In general, you can only pattern-match on an existentially-quantified constructor in a case expression or in the patterns of a function definition. The reason for this restriction is really an implementation one. Type-checking binding groups is already a nightmare without existentials complicating the picture. Also an existential pattern binding at the top level of a module doesn’t make sense, because it’s not clear how to prevent the existentially-quantified type “escaping”. So for now, there’s a simple-to-state restriction. We’ll see how annoying it is.

• You can’t use existential quantification for newtype declarations. So this is illegal:

newtype T = forall a. Ord a => MkT a


Reason: a value of type T must be represented as a pair of a dictionary for Ord t and a value of type t.
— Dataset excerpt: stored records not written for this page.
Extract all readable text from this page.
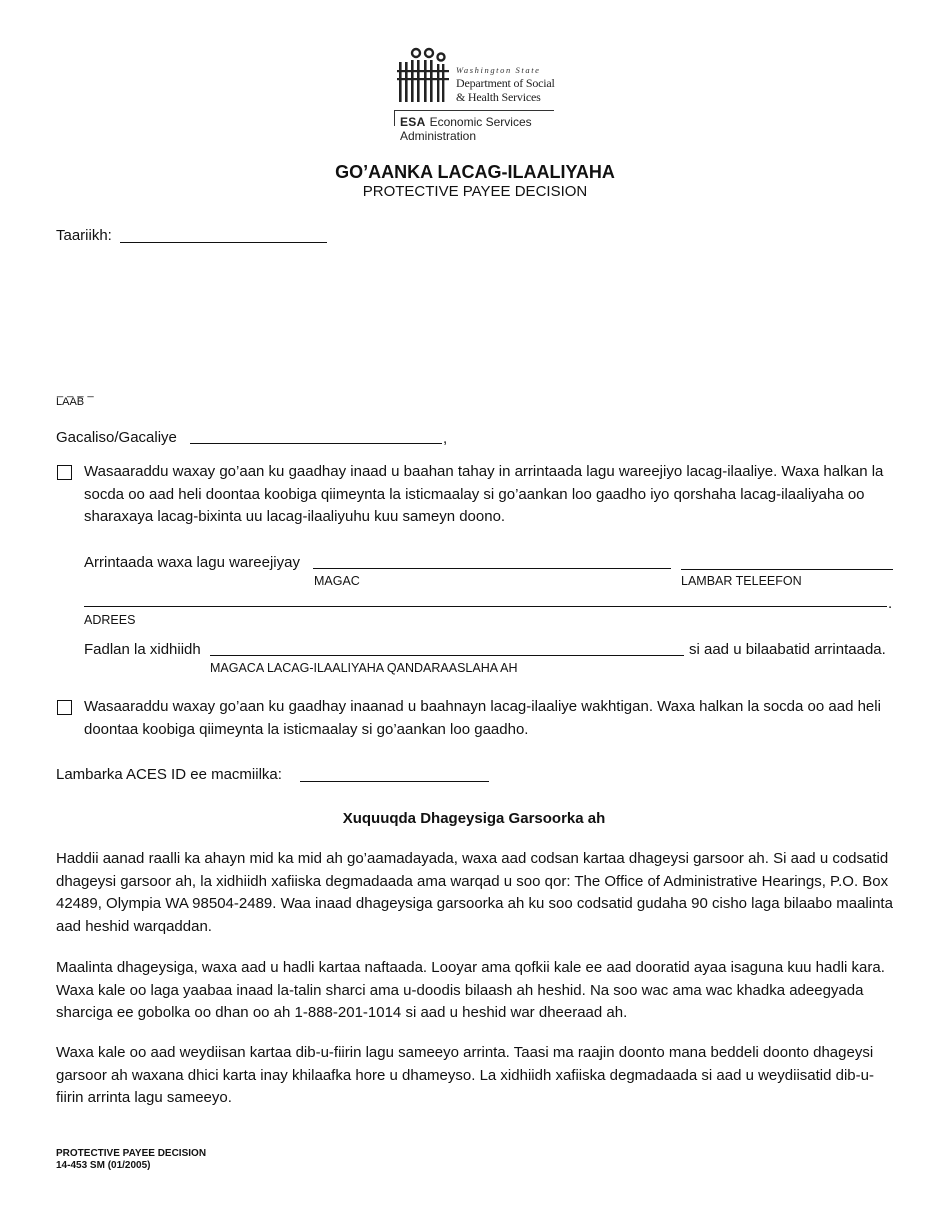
Washington State
Department of Social
& Health Services
ESA Economic Services
Administration
GO’AANKA LACAG-ILAALIYAHA
PROTECTIVE PAYEE DECISION
Taariikh:
_ _ _ _
LAAB
Gacaliso/Gacaliye	,
Wasaaraddu waxay go’aan ku gaadhay inaad u baahan tahay in arrintaada lagu wareejiyo lacag-ilaaliye. Waxa halkan la socda oo aad heli doontaa koobiga qiimeynta la isticmaalay si go’aankan loo gaadho iyo qorshaha lacag-ilaaliyaha oo sharaxaya lacag-bixinta uu lacag-ilaaliyuhu kuu sameyn doono.
Arrintaada waxa lagu wareejiyay
MAGAC	LAMBAR TELEEFON
.
ADREES
Fadlan la xidhiidh	si aad u bilaabatid arrintaada.
MAGACA LACAG-ILAALIYAHA QANDARAASLAHA AH
Wasaaraddu waxay go’aan ku gaadhay inaanad u baahnayn lacag-ilaaliye wakhtigan. Waxa halkan la socda oo aad heli doontaa koobiga qiimeynta la isticmaalay si go’aankan loo gaadho.
Lambarka ACES ID ee macmiilka:
Xuquuqda Dhageysiga Garsoorka ah
Haddii aanad raalli ka ahayn mid ka mid ah go’aamadayada, waxa aad codsan kartaa dhageysi garsoor ah. Si aad u codsatid dhageysi garsoor ah, la xidhiidh xafiiska degmadaada ama warqad u soo qor: The Office of Administrative Hearings, P.O. Box 42489, Olympia WA 98504-2489. Waa inaad dhageysiga garsoorka ah ku soo codsatid gudaha 90 cisho laga bilaabo maalinta aad heshid warqaddan.
Maalinta dhageysiga, waxa aad u hadli kartaa naftaada. Looyar ama qofkii kale ee aad dooratid ayaa isaguna kuu hadli kara. Waxa kale oo laga yaabaa inaad la-talin sharci ama u-doodis bilaash ah heshid. Na soo wac ama wac khadka adeegyada sharciga ee gobolka oo dhan oo ah 1-888-201-1014 si aad u heshid war dheeraad ah.
Waxa kale oo aad weydiisan kartaa dib-u-fiirin lagu sameeyo arrinta. Taasi ma raajin doonto mana beddeli doonto dhageysi garsoor ah waxana dhici karta inay khilaafka hore u dhameyso. La xidhiidh xafiiska degmadaada si aad u weydiisatid dib-u-fiirin arrinta lagu sameeyo.
PROTECTIVE PAYEE DECISION
14-453 SM (01/2005)
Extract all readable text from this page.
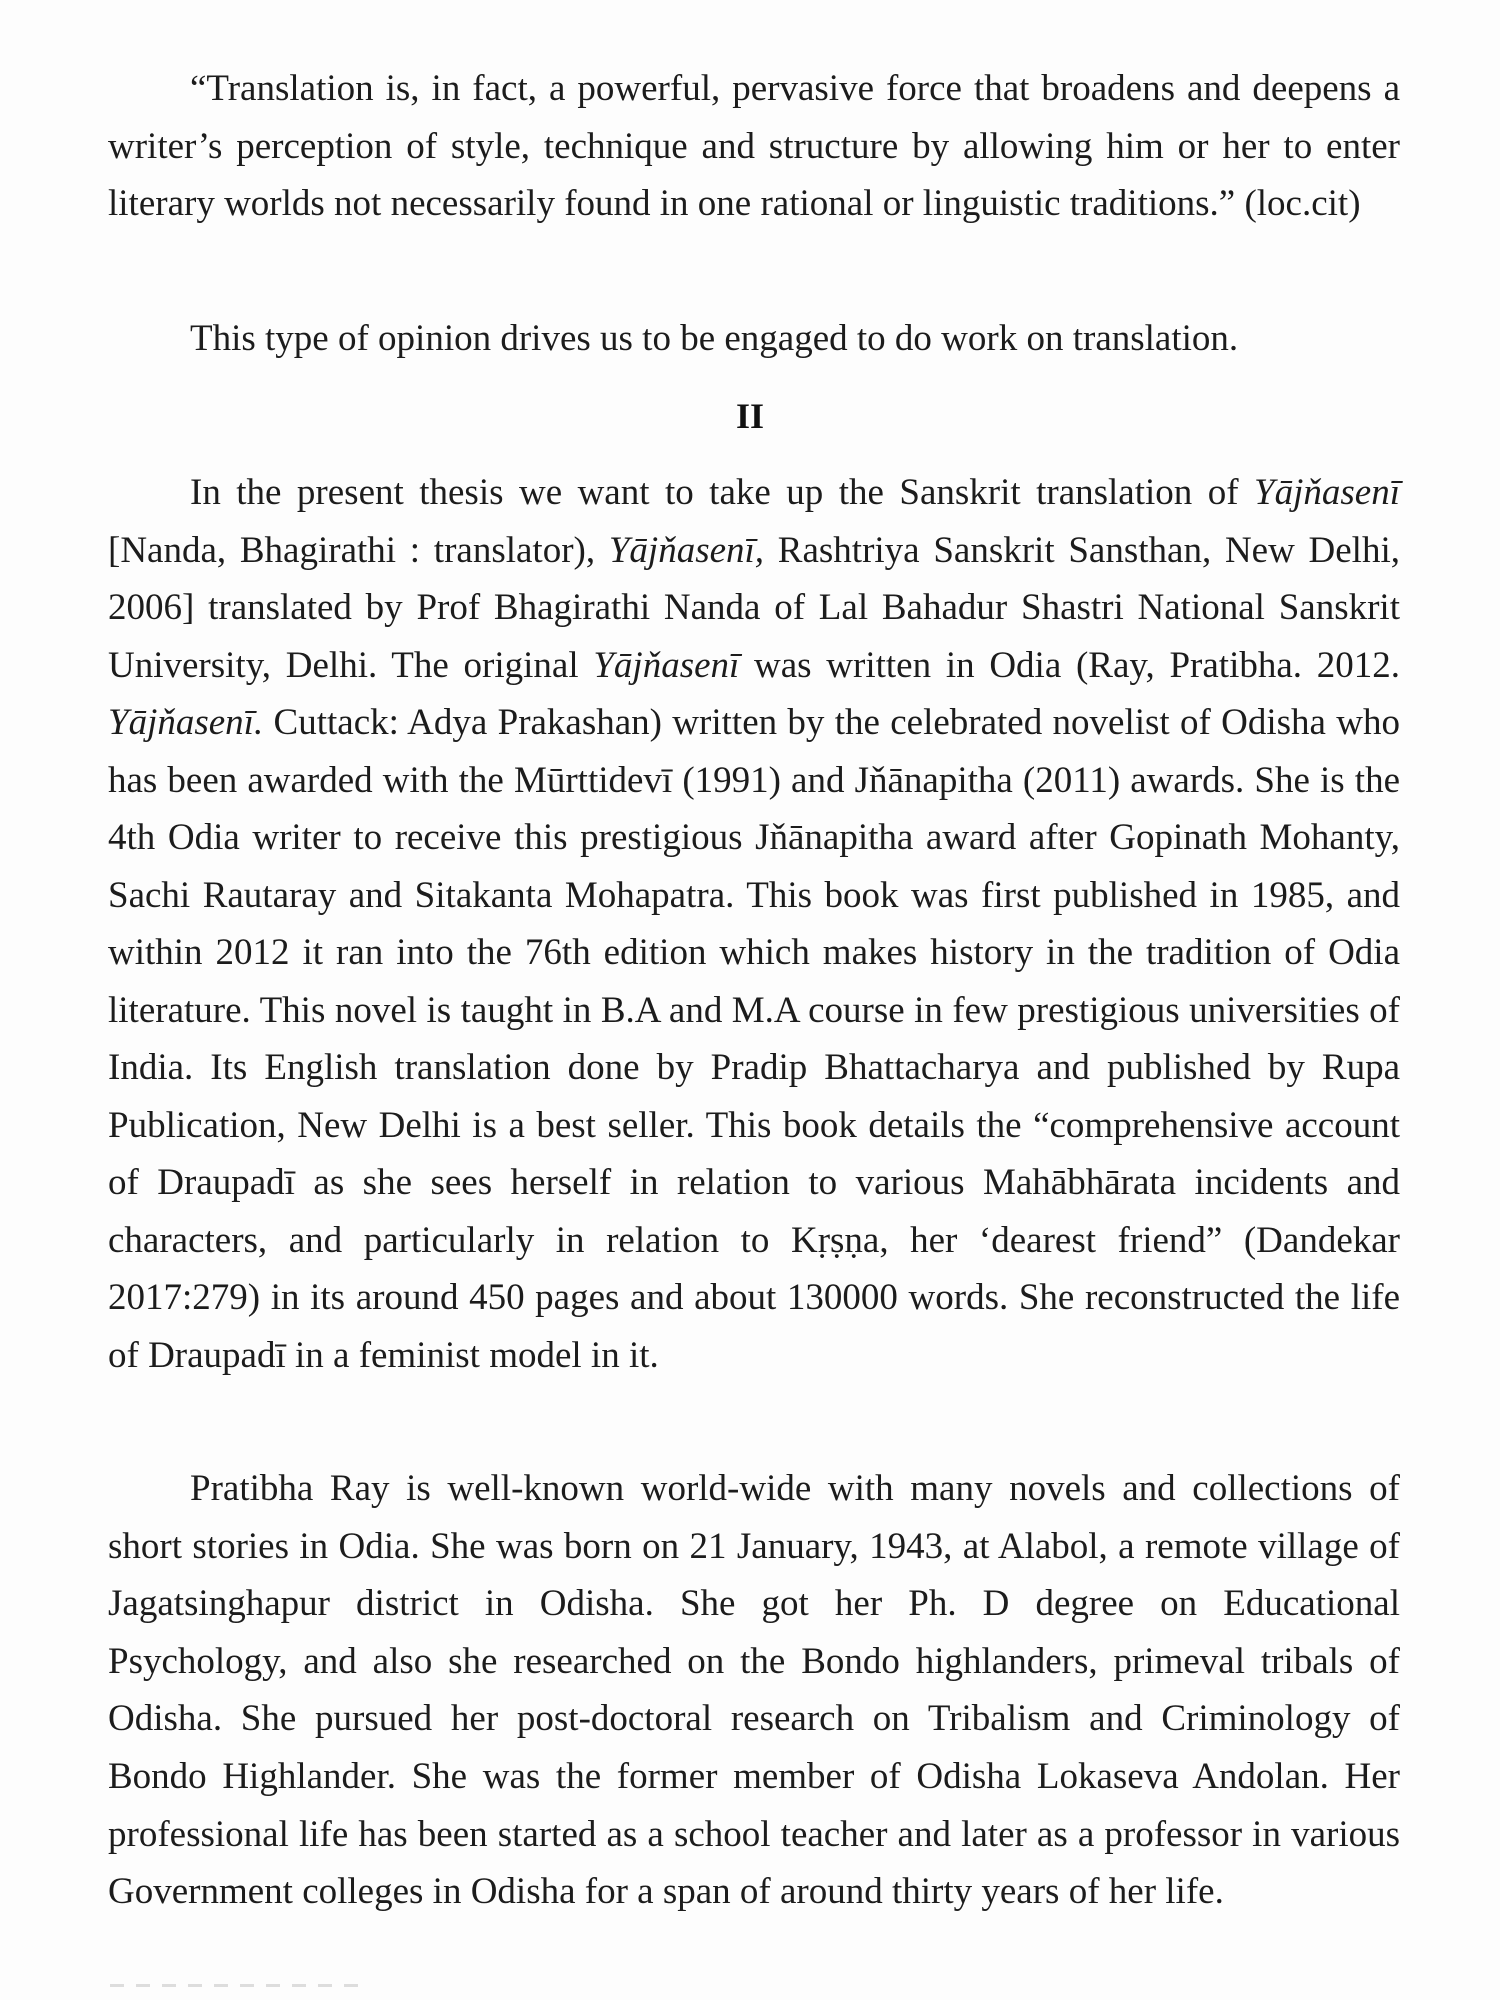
“Translation is, in fact, a powerful, pervasive force that broadens and deepens a writer’s perception of style, technique and structure by allowing him or her to enter literary worlds not necessarily found in one rational or linguistic traditions.” (loc.cit)

This type of opinion drives us to be engaged to do work on translation.

II

In the present thesis we want to take up the Sanskrit translation of Yājňasenī [Nanda, Bhagirathi : translator), Yājňasenī, Rashtriya Sanskrit Sansthan, New Delhi, 2006] translated by Prof Bhagirathi Nanda of Lal Bahadur Shastri National Sanskrit University, Delhi. The original Yājňasenī was written in Odia (Ray, Pratibha. 2012. Yājňasenī. Cuttack: Adya Prakashan) written by the celebrated novelist of Odisha who has been awarded with the Mūrttidevī (1991) and Jňānapitha (2011) awards. She is the 4th Odia writer to receive this prestigious Jňānapitha award after Gopinath Mohanty, Sachi Rautaray and Sitakanta Mohapatra. This book was first published in 1985, and within 2012 it ran into the 76th edition which makes history in the tradition of Odia literature. This novel is taught in B.A and M.A course in few prestigious universities of India. Its English translation done by Pradip Bhattacharya and published by Rupa Publication, New Delhi is a best seller. This book details the “comprehensive account of Draupadī as she sees herself in relation to various Mahābhārata incidents and characters, and particularly in relation to Kṛṣṇa, her ‘dearest friend” (Dandekar 2017:279) in its around 450 pages and about 130000 words. She reconstructed the life of Draupadī in a feminist model in it.

Pratibha Ray is well-known world-wide with many novels and collections of short stories in Odia. She was born on 21 January, 1943, at Alabol, a remote village of Jagatsinghapur district in Odisha. She got her Ph. D degree on Educational Psychology, and also she researched on the Bondo highlanders, primeval tribals of Odisha. She pursued her post-doctoral research on Tribalism and Criminology of Bondo Highlander. She was the former member of Odisha Lokaseva Andolan. Her professional life has been started as a school teacher and later as a professor in various Government colleges in Odisha for a span of around thirty years of her life.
That contradicts the idea that newtype should have no concrete representation. You can get just the same efficiency and effect by using data instead of newtype. If there is no overloading involved, then there is more of a case for allowing an existentially-quantified newtype, because the data version does carry an implementation cost, but single-field existentially quantified constructors aren’t much use. So the simple restriction (no existential stuff on newtype) stands, unless there are convincing reasons to change it.

• You can’t use deriving to define instances of a data type with existentially quantified data constructors. Reason: in most cases it would not make sense. For example:;

data T = forall a. MkT [a] deriving( Eq )


To derive Eq in the standard way we would need to have equality between the single component of two MkT constructors:

instance Eq T where
(MkT a) == (MkT b) = ???


But a and b have distinct types, and so can’t be compared. It’s just about possible to imagine examples in which the derived instance would make sense, but it seems altogether simpler simply to prohibit such declarations. Define your own instances!